In un’ intervista al The Guardian, James Cameron ha assunto un tono diverso, criticando l’iconica supereroina interpreata da Gal Gadot“Tutti i commenti di autocompiacimento da parte di Hollywood che state facendo su Wonder Woman sono totalmente fuori luogo” ha raccontato durante un’intervista per la promozione del film Terminator 2: Judgment Day. “Oggettivamente lei è un’icona e si tratta solo di quello che un maschio fa solitamente ad Hollywood!”

Cameron è stato riconosciuto da tutto il mondo del cinema per le sue protagoniste femminili, compresa Rose (Kate Winslet) in Titanic, Neytiri (Zoe Saldana) in Avatar, e forse soprattutto, Sarah Conner (Linda Hamilton) in Terminator“Non sto dicendo che non mi sia piaciuto il film, ma per me bisogna fare un passo indietro” ha continuato.
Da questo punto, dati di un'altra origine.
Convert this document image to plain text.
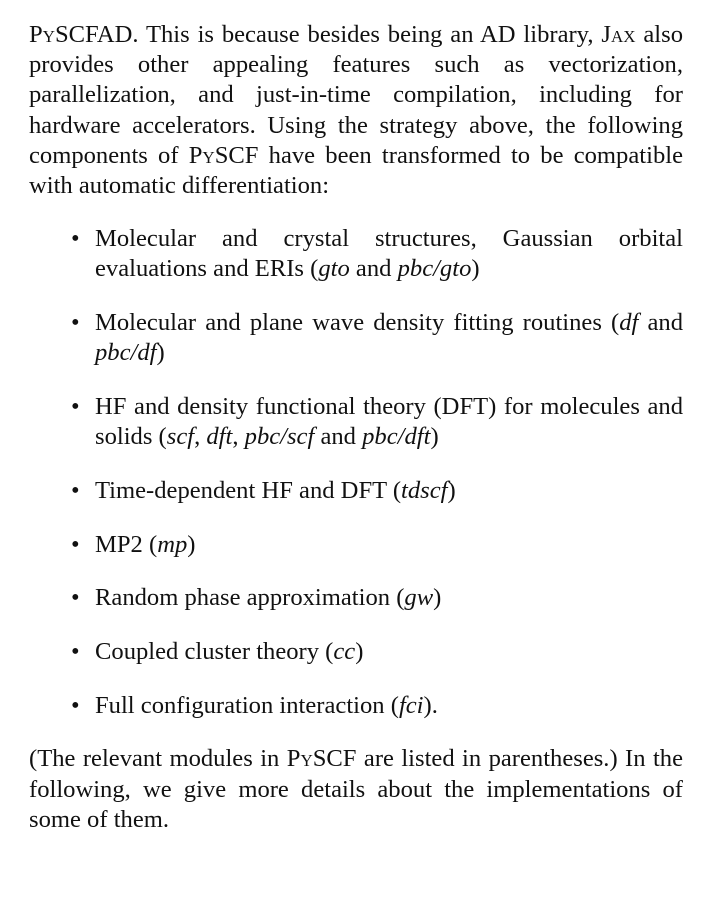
PySCFAD. This is because besides being an AD library, Jax also provides other appealing features such as vectorization, parallelization, and just-in-time compilation, including for hardware accelerators. Using the strategy above, the following components of PySCF have been transformed to be compatible with automatic differentiation:

• Molecular and crystal structures, Gaussian orbital evaluations and ERIs (gto and pbc/gto)
• Molecular and plane wave density fitting routines (df and pbc/df)
• HF and density functional theory (DFT) for molecules and solids (scf, dft, pbc/scf and pbc/dft)
• Time-dependent HF and DFT (tdscf)
• MP2 (mp)
• Random phase approximation (gw)
• Coupled cluster theory (cc)
• Full configuration interaction (fci).

(The relevant modules in PySCF are listed in parentheses.) In the following, we give more details about the implementations of some of them.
Sarah Connor non era una icona di bellezza. Era forte, turbata, una madre terribile, e ha guadagnato il rispetto del pubblico attraverso la sua determinazione. E per me [il beneficio di personaggi come Sarah] è così ovvio. Voglio dire, metà del pubblico è femmina!”

L’outift di Wonder Woman, oggetto di diverse critiche

Mentre Wonder Woman è stata generalmente elogiata per aver rappresentato il suo carattere come una potente e complessa figura femminile, ha ricevuto la sua giusta quota di critiche, o forse anche troppe. La regista Patty Jenkins ha dichiarato queste preoccupazioni in un’ intervista con il Los Angeles Times lo scorso maggio, dichiarando: “coloro che la giudicano in questo modo sono delle persone frustrate che cercano solo di sminuirla. Quando la gente diventa super critica lo fa anche nei riguardi del suo outfit, ma chi è che diventa così pazza circa quello che una donna indossa? Questo è quello che lei è; è Wonder Woman. Voglio guardarla come la fantasia della mia infanzia.”

Ma ancora Cameron tende a rendere chiara la posizione delle donne rappresentate nei film. “Ci sono molte donne al potere a Hollywood che sono una guida e scelgono come fare determinati film” ha detto. “Quante volte devo dimostrare la stessa cosa di nuovo? Mi sento come se stessi parlando al vento”.